Wednesday, 4 July 2007

Gaza again

So, the captors have finally released Alan Johnston, meaning - amongst other things - that I no longer have to struggle to put the banner at the bottom of this blog. It's brilliant news, and I'm really pleased to see a positive headline for once, especially in so deserving a cause.

But what does this mean for Gaza? Well, its best journalist is free again. Will he work there still? I hope so, but I wouldn't blame him for choosing otherwise, especially given his family's concerns. But what does it mean for Hamas? It's an enormous propaganda success: one of the very highest order. It is no coincidence that Alan Johnston was taken to the home of the Hamas leader Ismail Haniya, sacked recently as PM. The propaganda message is enormously clear: that Hamas is in charge of Gaza, and that they can keep control in a respectable manner.
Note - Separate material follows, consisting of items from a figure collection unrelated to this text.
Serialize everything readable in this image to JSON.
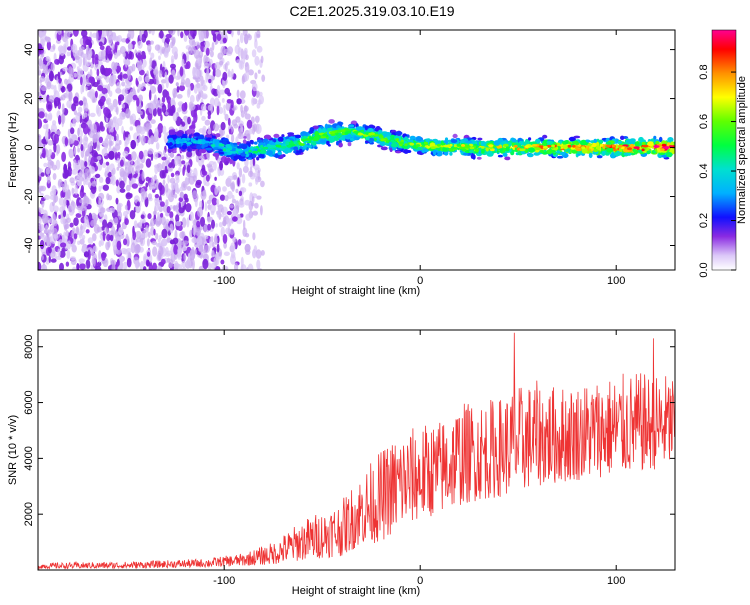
{
  "title": "C2E1.2025.319.03.10.E19",
  "colorbar": {
    "label": "Normalized spectral amplitude",
    "ticks": [
      "0.0",
      "0.2",
      "0.4",
      "0.6",
      "0.8"
    ],
    "tick_values": [
      0.0,
      0.2,
      0.4,
      0.6,
      0.8
    ],
    "range": [
      0,
      0.97
    ]
  },
  "chart_data": [
    {
      "type": "heatmap",
      "title": "",
      "xlabel": "Height of straight line (km)",
      "ylabel": "Frequency (Hz)",
      "xlim": [
        -195,
        130
      ],
      "ylim": [
        -50,
        48
      ],
      "x_ticks": [
        -100,
        0,
        100
      ],
      "x_tick_labels": [
        "-100",
        "0",
        "100"
      ],
      "y_ticks": [
        40,
        20,
        0,
        -20,
        -40
      ],
      "y_tick_labels": [
        "40",
        "20",
        "0",
        "-20",
        "-40"
      ],
      "ridge": {
        "x": [
          -128,
          -110,
          -100,
          -92,
          -85,
          -75,
          -60,
          -50,
          -40,
          -30,
          -20,
          -10,
          0,
          20,
          40,
          60,
          80,
          100,
          130
        ],
        "y": [
          3,
          2,
          0,
          -2,
          -1,
          0,
          2,
          5,
          6,
          6,
          4,
          2,
          1,
          0,
          0,
          0,
          0,
          0,
          0
        ],
        "amplitude": [
          0.35,
          0.35,
          0.45,
          0.4,
          0.45,
          0.5,
          0.55,
          0.6,
          0.6,
          0.6,
          0.6,
          0.6,
          0.6,
          0.65,
          0.7,
          0.75,
          0.8,
          0.85,
          0.9
        ]
      },
      "noise_region": {
        "x_from": -195,
        "x_to": -80,
        "amplitude": 0.1
      }
    },
    {
      "type": "line",
      "title": "",
      "xlabel": "Height of straight line (km)",
      "ylabel": "SNR (10 * v/v)",
      "xlim": [
        -195,
        130
      ],
      "ylim": [
        0,
        8600
      ],
      "x_ticks": [
        -100,
        0,
        100
      ],
      "x_tick_labels": [
        "-100",
        "0",
        "100"
      ],
      "y_ticks": [
        2000,
        4000,
        6000,
        8000
      ],
      "y_tick_labels": [
        "2000",
        "4000",
        "6000",
        "8000"
      ],
      "series": [
        {
          "color": "#ee3333",
          "envelope": {
            "x": [
              -195,
              -150,
              -110,
              -90,
              -75,
              -60,
              -40,
              -30,
              -20,
              -10,
              0,
              10,
              20,
              30,
              40,
              50,
              60,
              70,
              80,
              90,
              100,
              110,
              120,
              130
            ],
            "y_low": [
              50,
              60,
              100,
              150,
              200,
              350,
              500,
              900,
              1000,
              1500,
              1800,
              2000,
              2300,
              2500,
              2600,
              2800,
              3000,
              3100,
              3200,
              3300,
              3400,
              3500,
              3600,
              3700
            ],
            "y_high": [
              250,
              300,
              400,
              600,
              1000,
              1800,
              2500,
              3500,
              4300,
              5000,
              5200,
              5400,
              6000,
              6100,
              6200,
              6600,
              6800,
              6600,
              6700,
              6900,
              7000,
              7100,
              7000,
              7100
            ]
          },
          "peaks": [
            {
              "x": 48,
              "y": 8500
            },
            {
              "x": 119,
              "y": 8300
            }
          ]
        }
      ]
    }
  ]
}
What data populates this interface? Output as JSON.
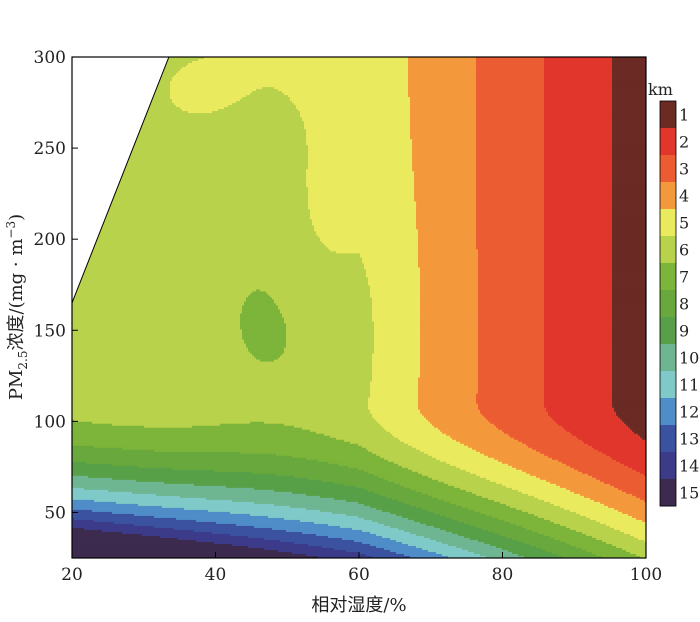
{
  "chart_data": {
    "type": "heatmap",
    "subtype": "filled-contour",
    "xlabel": "相对湿度/%",
    "ylabel": "PM2.5浓度/(mg·m⁻³)",
    "ylabel_parts": {
      "prefix": "PM",
      "subscript": "2.5",
      "middle": "浓度/(mg · m",
      "superscript": "−3",
      "suffix": ")"
    },
    "xlim": [
      20,
      100
    ],
    "ylim": [
      25,
      300
    ],
    "x_ticks": [
      20,
      40,
      60,
      80,
      100
    ],
    "y_ticks": [
      50,
      100,
      150,
      200,
      250,
      300
    ],
    "colorbar": {
      "unit": "km",
      "levels": [
        1,
        2,
        3,
        4,
        5,
        6,
        7,
        8,
        9,
        10,
        11,
        12,
        13,
        14,
        15
      ],
      "colors": [
        "#6b2a24",
        "#e0362c",
        "#ec5c32",
        "#f3993c",
        "#eaea5e",
        "#b9d24c",
        "#7db43a",
        "#69a83c",
        "#58a048",
        "#6eb592",
        "#7fcac8",
        "#4f8dc8",
        "#3a52a0",
        "#3c3b8a",
        "#3d2a4f"
      ]
    },
    "grid": false,
    "band_notes": "Visibility (km) as a function of relative humidity and PM2.5 concentration; high humidity + high PM2.5 gives lowest visibility (1 km), low PM2.5 gives highest (15 km). Top-left corner outside data domain is blank."
  }
}
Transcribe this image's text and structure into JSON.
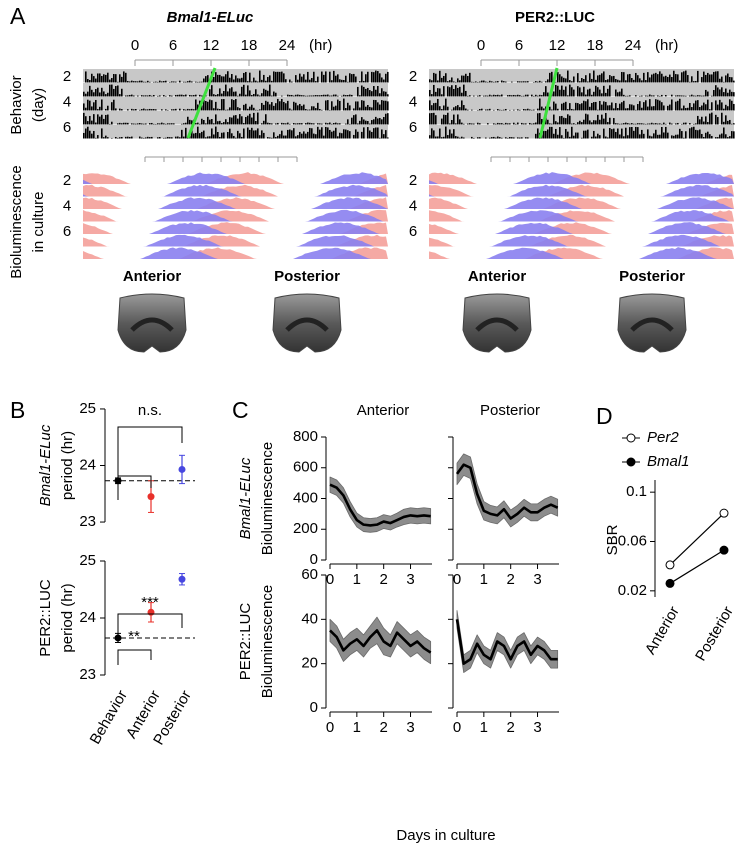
{
  "panel_labels": [
    "A",
    "B",
    "C",
    "D"
  ],
  "panel_a": {
    "titles": [
      "Bmal1-ELuc",
      "PER2::LUC"
    ],
    "xticks": [
      0,
      6,
      12,
      18,
      24
    ],
    "xunit": "(hr)",
    "day_ticks": [
      2,
      4,
      6
    ],
    "row_labels": [
      [
        "Behavior",
        "(day)"
      ],
      [
        "Bioluminescence",
        "in culture"
      ]
    ],
    "regions": [
      "Anterior",
      "Posterior"
    ],
    "region_colors": [
      "#f08080",
      "#7b72e6"
    ]
  },
  "chart_data": [
    {
      "type": "errorbar",
      "ylabel": [
        "Bmal1-ELuc",
        "period (hr)"
      ],
      "values": [
        23.73,
        23.45,
        23.93
      ],
      "errors": [
        0.05,
        0.28,
        0.25
      ],
      "colors": [
        "#000000",
        "#e8302a",
        "#4747e0"
      ],
      "ylim": [
        22.9,
        25.1
      ],
      "yticks": [
        23,
        24,
        25
      ],
      "annotations": [
        "n.s."
      ]
    },
    {
      "type": "errorbar",
      "ylabel": [
        "PER2::LUC",
        "period (hr)"
      ],
      "categories": [
        "Behavior",
        "Anterior",
        "Posterior"
      ],
      "category_colors": [
        "#000000",
        "#f08080",
        "#7b72e6"
      ],
      "values": [
        23.65,
        24.1,
        24.68
      ],
      "errors": [
        0.08,
        0.17,
        0.1
      ],
      "colors": [
        "#000000",
        "#e8302a",
        "#4747e0"
      ],
      "ylim": [
        22.9,
        25.1
      ],
      "yticks": [
        23,
        24,
        25
      ],
      "annotations": [
        "**",
        "***"
      ]
    },
    {
      "type": "line",
      "title": "Anterior",
      "ylabel": [
        "Bmal1-ELuc",
        "Bioluminescence"
      ],
      "x": [
        0,
        0.25,
        0.5,
        0.75,
        1,
        1.25,
        1.5,
        1.75,
        2,
        2.25,
        2.5,
        2.75,
        3,
        3.25,
        3.5,
        3.75
      ],
      "values": [
        490,
        470,
        420,
        330,
        260,
        230,
        225,
        230,
        250,
        240,
        260,
        280,
        290,
        285,
        290,
        285
      ],
      "error": [
        50,
        50,
        50,
        50,
        45,
        45,
        45,
        45,
        45,
        45,
        45,
        50,
        50,
        50,
        50,
        50
      ],
      "xlim": [
        0,
        3.8
      ],
      "xticks": [
        0,
        1,
        2,
        3
      ],
      "ylim": [
        0,
        800
      ],
      "yticks": [
        0,
        200,
        400,
        600,
        800
      ],
      "color": "#000000",
      "band_color": "#8c8c8c"
    },
    {
      "type": "line",
      "title": "Posterior",
      "x": [
        0,
        0.25,
        0.5,
        0.75,
        1,
        1.25,
        1.5,
        1.75,
        2,
        2.25,
        2.5,
        2.75,
        3,
        3.25,
        3.5,
        3.75
      ],
      "values": [
        560,
        620,
        600,
        430,
        320,
        300,
        290,
        330,
        270,
        300,
        340,
        310,
        310,
        340,
        360,
        340
      ],
      "error": [
        70,
        70,
        70,
        65,
        60,
        55,
        55,
        55,
        55,
        55,
        55,
        55,
        55,
        55,
        55,
        55
      ],
      "xlim": [
        0,
        3.8
      ],
      "xticks": [
        0,
        1,
        2,
        3
      ],
      "ylim": [
        0,
        800
      ],
      "yticks": [
        0,
        200,
        400,
        600,
        800
      ],
      "color": "#000000",
      "band_color": "#8c8c8c"
    },
    {
      "type": "line",
      "ylabel": [
        "PER2::LUC",
        "Bioluminescence"
      ],
      "x": [
        0,
        0.25,
        0.5,
        0.75,
        1,
        1.25,
        1.5,
        1.75,
        2,
        2.25,
        2.5,
        2.75,
        3,
        3.25,
        3.5,
        3.75
      ],
      "values": [
        35,
        32,
        26,
        29,
        31,
        28,
        32,
        35,
        30,
        28,
        34,
        31,
        28,
        30,
        27,
        25
      ],
      "error": [
        5,
        5,
        5,
        5,
        5,
        5,
        5,
        6,
        6,
        5,
        5,
        5,
        5,
        5,
        5,
        5
      ],
      "xlim": [
        0,
        3.8
      ],
      "xticks": [
        0,
        1,
        2,
        3
      ],
      "ylim": [
        0,
        60
      ],
      "yticks": [
        0,
        20,
        40,
        60
      ],
      "color": "#000000",
      "band_color": "#8c8c8c"
    },
    {
      "type": "line",
      "xlabel": "Days in culture",
      "x": [
        0,
        0.25,
        0.5,
        0.75,
        1,
        1.25,
        1.5,
        1.75,
        2,
        2.25,
        2.5,
        2.75,
        3,
        3.25,
        3.5,
        3.75
      ],
      "values": [
        40,
        20,
        22,
        29,
        24,
        22,
        30,
        28,
        22,
        28,
        30,
        24,
        28,
        26,
        22,
        22
      ],
      "error": [
        4,
        4,
        4,
        4,
        4,
        4,
        4,
        4,
        4,
        4,
        4,
        4,
        4,
        4,
        4,
        4
      ],
      "xlim": [
        0,
        3.8
      ],
      "xticks": [
        0,
        1,
        2,
        3
      ],
      "ylim": [
        0,
        60
      ],
      "yticks": [
        0,
        20,
        40,
        60
      ],
      "color": "#000000",
      "band_color": "#8c8c8c"
    },
    {
      "type": "dotline",
      "ylabel": "SBR",
      "categories": [
        "Anterior",
        "Posterior"
      ],
      "series": [
        {
          "name": "Per2",
          "values": [
            0.041,
            0.083
          ],
          "marker": "open"
        },
        {
          "name": "Bmal1",
          "values": [
            0.026,
            0.053
          ],
          "marker": "filled"
        }
      ],
      "ylim": [
        0.015,
        0.105
      ],
      "yticks": [
        0.02,
        0.06,
        0.1
      ]
    }
  ]
}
Moreover, that in doing so, they have achieved what others cannot. So the question is this: when does a coup become a revolution?


Gavin said...

Today's editorial column in the Telegraph makes exactly the same point as you do: Hamas has gained international kudos, and will no doubt use the incident to put pressure on the British to recognise them. I'm not certain whether total exclusion of Hamas or an attempt at inclusion (as has seemed to work in N. Ireland) is the best strategy, but I do think that Sinn Fein and Hamas are different kettles of fish. OK, so Sinn Fein are a Left-wing republican political party, and the IRA, at its height, was essentially a criminal mob and is now more akin to the mafia than an ideological paramilitary, but the ideals being sought - an independent, united Ireland and an end to British rule - were not totally unacceptable. In contrast, Hamas refuses to recognise Israel and is made up of Islamic militants and terrorists who seem to want to kill all Jews and Westerners. The aims are different. I don't really see how the inclusion of Hamas in peace talks can bear fruit. Ideally I think the West should support Fatah as much as possible and try to come to some sort of Israeli-Palestinian accord without reference to Hamas. Should this happen, the militants would be seen as an irrelevant force. It doesn't matter whether they were democratically elected or not, an Islamist terrorist organisation should not be recognised as a government. But then again, we said that about Sinn Fein, didn't we?

Phil' said...

I'm actually not sure I agree. Is it wrong not to recognise Israel? Are the aims actually all that unreasonable? A united Ireland? A united Palestine? Granted, their methods are awful, but they have a mandate to rule legitimately.

Gavin said...

The aims are very different. Sinn Fein/IRA want a united Ireland, not the destruction of the United Kingdom. Hamas want to wipe Israel off the map. The IRA had to be treated as a terrorist organisation - it had to be infiltrated and defeated. The same should apply to Hamas, who by your own admission make no distinction between their political and militant wings. However, the grievances of Catholics in Northern Ireland also had to be addressed, and the issues could never be resolved until successful inclusion of nationalist interests was established. Similarly, the needs of oppressed Palestinians also need to be addressed, and this really has to involve a degree of inclusion of Palestinian political forces. However, progress cannot be made in relations between Israel and the Palestinians with Hamas in the way. Sinn Fein have settled down to a constitutional way of doing things and Catholics in Ulster have benefited hugely. The same could happen if Hamas adopted a constitional approach, but they won't. That's the difference.